4.1. About command names

The name of a command is basically an NMTOKEN. To make it simple, this means that a command name may contain letters, digits, a few punctuation characters such as '_', '-' and '.', but no space characters.

All the commands are registered by their names in the same global registry. In practice, this means that if configuration A defines a command called doIt, then configuration B has access to this command. This also means that if configuration C also defines a command called doIt, then this command may overwrite the one defined in configuration A[7].

A simple way to prevent this kind of name conflict is to use a prefix (not related to XML namespace prefixes) for the name of your commands. Example of commands written by XMLmind: docb.promote, docb.demote, xhtml.preview. (We always use short_lower_case_prefix.camelCaseCommandName.)

However, in some cases, the commands you are writing are really private to your configuration. Example: a helper macro-command invoked by another macro-command. In such cases, you'll not want anyone to be able to access these commands. In particular, you don't want the end-user to execute these ancillary commands by using ToolsExecute Command or OptionsCustomize configurationAdd Keyboard Shortcut.

When you'll want your command to be really hidden from the end-users, you may consider giving it a name having a namespace (not related to XML namespaces). Example: in "{My Config}doit", the namespace is "My Config" and the local name is "doIt".

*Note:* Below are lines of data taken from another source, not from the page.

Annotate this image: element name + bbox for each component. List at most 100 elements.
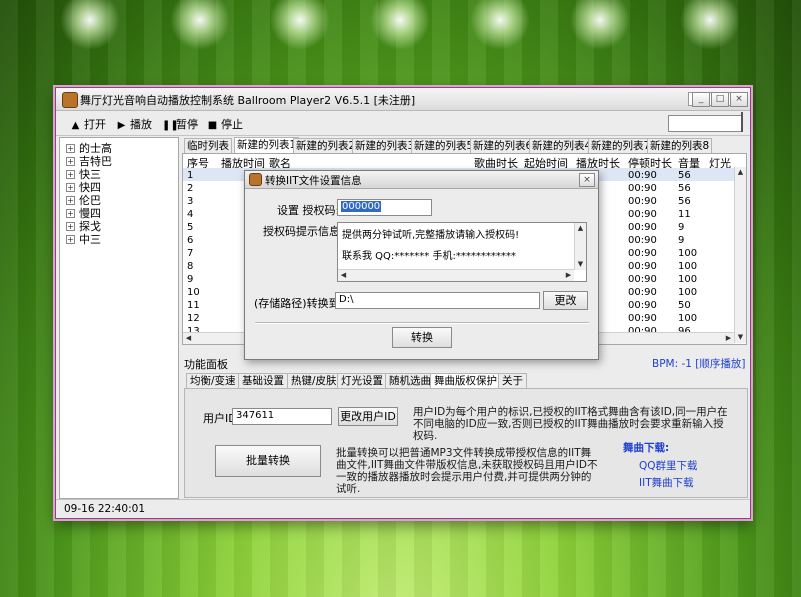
tab-about[interactable]: 关于	[498, 373, 527, 388]
row-index: 4	[187, 209, 194, 220]
hint-horizontal-scrollbar[interactable]: ◀ ▶	[338, 269, 574, 281]
row-index: 5	[187, 222, 194, 233]
change-path-button[interactable]: 更改	[543, 291, 588, 310]
expand-icon[interactable]: +	[66, 183, 75, 192]
copyright-panel: 用户ID: 347611 更改用户ID 用户ID为每个用户的标识,已授权的IIT…	[184, 388, 748, 498]
user-id-description: 用户ID为每个用户的标识,已授权的IIT格式舞曲含有该ID,同一用户在不同电脑的…	[413, 406, 728, 442]
dialog-separator	[255, 322, 589, 324]
iit-download-link[interactable]: IIT舞曲下载	[639, 475, 694, 490]
qq-group-download-link[interactable]: QQ群里下载	[639, 458, 698, 473]
auth-code-label: 设置 授权码:	[277, 204, 340, 217]
row-index: 9	[187, 274, 194, 285]
play-mode-toggle[interactable]: [顺序播放]	[695, 358, 745, 370]
tab-list-3[interactable]: 新建的列表3	[352, 138, 418, 153]
play-button[interactable]: ▶ 播放	[116, 116, 152, 132]
status-datetime: 09-16 22:40:01	[64, 503, 146, 515]
tab-eq-speed[interactable]: 均衡/变速	[186, 373, 240, 388]
dialog-title-bar[interactable]: 转换IIT文件设置信息 ×	[245, 171, 598, 189]
expand-icon[interactable]: +	[66, 209, 75, 218]
hint-textarea[interactable]: 提供两分钟试听,完整播放请输入授权码! 联系我 QQ:******* 手机:**…	[337, 222, 587, 282]
row-volume: 11	[678, 209, 691, 220]
row-pause-length: 00:90	[628, 222, 657, 233]
user-id-field[interactable]: 347611	[232, 408, 332, 425]
scroll-up-icon[interactable]: ▲	[575, 223, 586, 234]
scroll-left-icon[interactable]: ◀	[338, 270, 349, 281]
hint-vertical-scrollbar[interactable]: ▲ ▼	[574, 223, 586, 270]
open-button[interactable]: ▲ 打开	[70, 116, 106, 132]
auth-code-field[interactable]: 000000	[337, 199, 432, 216]
tab-hotkey-skin[interactable]: 热键/皮肤	[287, 373, 341, 388]
status-bar: 09-16 22:40:01	[56, 499, 750, 518]
expand-icon[interactable]: +	[66, 144, 75, 153]
row-pause-length: 00:90	[628, 248, 657, 259]
row-index: 1	[187, 170, 194, 181]
tab-temp-list[interactable]: 临时列表	[184, 138, 232, 153]
minimize-button[interactable]: _	[692, 92, 710, 107]
eject-icon: ▲	[71, 120, 80, 131]
tab-list-8[interactable]: 新建的列表8	[647, 138, 713, 153]
stop-button[interactable]: ■ 停止	[207, 116, 243, 132]
tab-copyright-protect[interactable]: 舞曲版权保护	[430, 373, 501, 388]
tab-list-4[interactable]: 新建的列表4	[529, 138, 595, 153]
dialog-close-button[interactable]: ×	[579, 173, 595, 187]
table-vertical-scrollbar[interactable]: ▲ ▼	[734, 167, 746, 343]
expand-icon[interactable]: +	[66, 157, 75, 166]
maximize-button[interactable]: □	[711, 92, 729, 107]
expand-icon[interactable]: +	[66, 235, 75, 244]
dialog-title: 转换IIT文件设置信息	[265, 175, 362, 187]
download-title: 舞曲下载:	[623, 442, 670, 454]
row-volume: 9	[678, 222, 685, 233]
window-title: 舞厅灯光音响自动播放控制系统 Ballroom Player2 V6.5.1 […	[80, 94, 416, 107]
row-volume: 56	[678, 170, 691, 181]
scroll-left-icon[interactable]: ◀	[183, 333, 194, 344]
tab-list-6[interactable]: 新建的列表6	[470, 138, 536, 153]
storage-path-field[interactable]: D:\	[335, 292, 540, 309]
tab-list-1[interactable]: 新建的列表1	[234, 137, 300, 153]
iit-convert-dialog: 转换IIT文件设置信息 × 设置 授权码: 000000 授权码提示信息: 提供…	[244, 170, 599, 360]
scroll-right-icon[interactable]: ▶	[723, 333, 734, 344]
row-volume: 50	[678, 300, 691, 311]
bpm-value: BPM: -1	[652, 358, 692, 370]
scroll-down-icon[interactable]: ▼	[735, 332, 746, 343]
row-index: 8	[187, 261, 194, 272]
close-button[interactable]: ×	[730, 92, 748, 107]
play-label: 播放	[130, 118, 152, 131]
row-volume: 100	[678, 248, 698, 259]
row-index: 2	[187, 183, 194, 194]
expand-icon[interactable]: +	[66, 196, 75, 205]
convert-button[interactable]: 转换	[392, 327, 452, 348]
batch-convert-button[interactable]: 批量转换	[215, 445, 321, 477]
row-index: 6	[187, 235, 194, 246]
row-pause-length: 00:90	[628, 196, 657, 207]
function-panel-label: 功能面板	[184, 358, 228, 371]
scroll-down-icon[interactable]: ▼	[575, 259, 586, 270]
hint-line-2: 联系我 QQ:******* 手机:************	[342, 251, 516, 262]
app-logo-icon	[62, 92, 78, 108]
change-user-id-button[interactable]: 更改用户ID	[338, 407, 398, 426]
expand-icon[interactable]: +	[66, 170, 75, 179]
expand-icon[interactable]: +	[66, 222, 75, 231]
tab-list-5[interactable]: 新建的列表5	[411, 138, 477, 153]
scroll-right-icon[interactable]: ▶	[563, 270, 574, 281]
tab-random-select[interactable]: 随机选曲	[385, 373, 435, 388]
row-volume: 100	[678, 287, 698, 298]
row-index: 12	[187, 313, 200, 324]
pause-button[interactable]: ❚❚暂停	[162, 116, 198, 132]
scroll-up-icon[interactable]: ▲	[735, 167, 746, 178]
dialog-icon	[249, 173, 262, 186]
stop-icon: ■	[207, 120, 218, 131]
title-bar[interactable]: 舞厅灯光音响自动播放控制系统 Ballroom Player2 V6.5.1 […	[56, 88, 750, 111]
function-tabs: 均衡/变速 基础设置 热键/皮肤 灯光设置 随机选曲 舞曲版权保护 关于	[184, 373, 744, 389]
row-volume: 100	[678, 261, 698, 272]
dance-category-tree: + 的士高 + 吉特巴 + 快三 + 快四 + 伦巴 + 慢四 + 探戈 + 中三	[59, 137, 179, 499]
row-index: 11	[187, 300, 200, 311]
tab-basic-settings[interactable]: 基础设置	[238, 373, 288, 388]
row-volume: 100	[678, 274, 698, 285]
tab-light-settings[interactable]: 灯光设置	[337, 373, 387, 388]
volume-slider[interactable]	[668, 112, 743, 132]
tab-list-2[interactable]: 新建的列表2	[293, 138, 359, 153]
row-pause-length: 00:90	[628, 261, 657, 272]
tab-list-7[interactable]: 新建的列表7	[588, 138, 654, 153]
tree-item[interactable]: + 中三	[66, 231, 101, 247]
play-icon: ▶	[117, 120, 126, 131]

A command namespace may contain any character except '}'. A command local name is an NMTOKEN. The command namespace is of course optional.

In many cases, you'll want your command namespace to contain the name of your configuration. When this is the case, you may reference the "$c" pseudo-variable anywhere in your command namespace. Examples: "{$c}doIt", "{$c helper}selectItFirst"

Command namespaces also play a fundamental role in defining or extending the right-click, contextual, menu in XMLmind XML Editor - Commands.

[7] Or the opposite way around: doIt defined in configuration A overwrites doIt defined in configuration C. This depends on the order of configuration loading by XXE.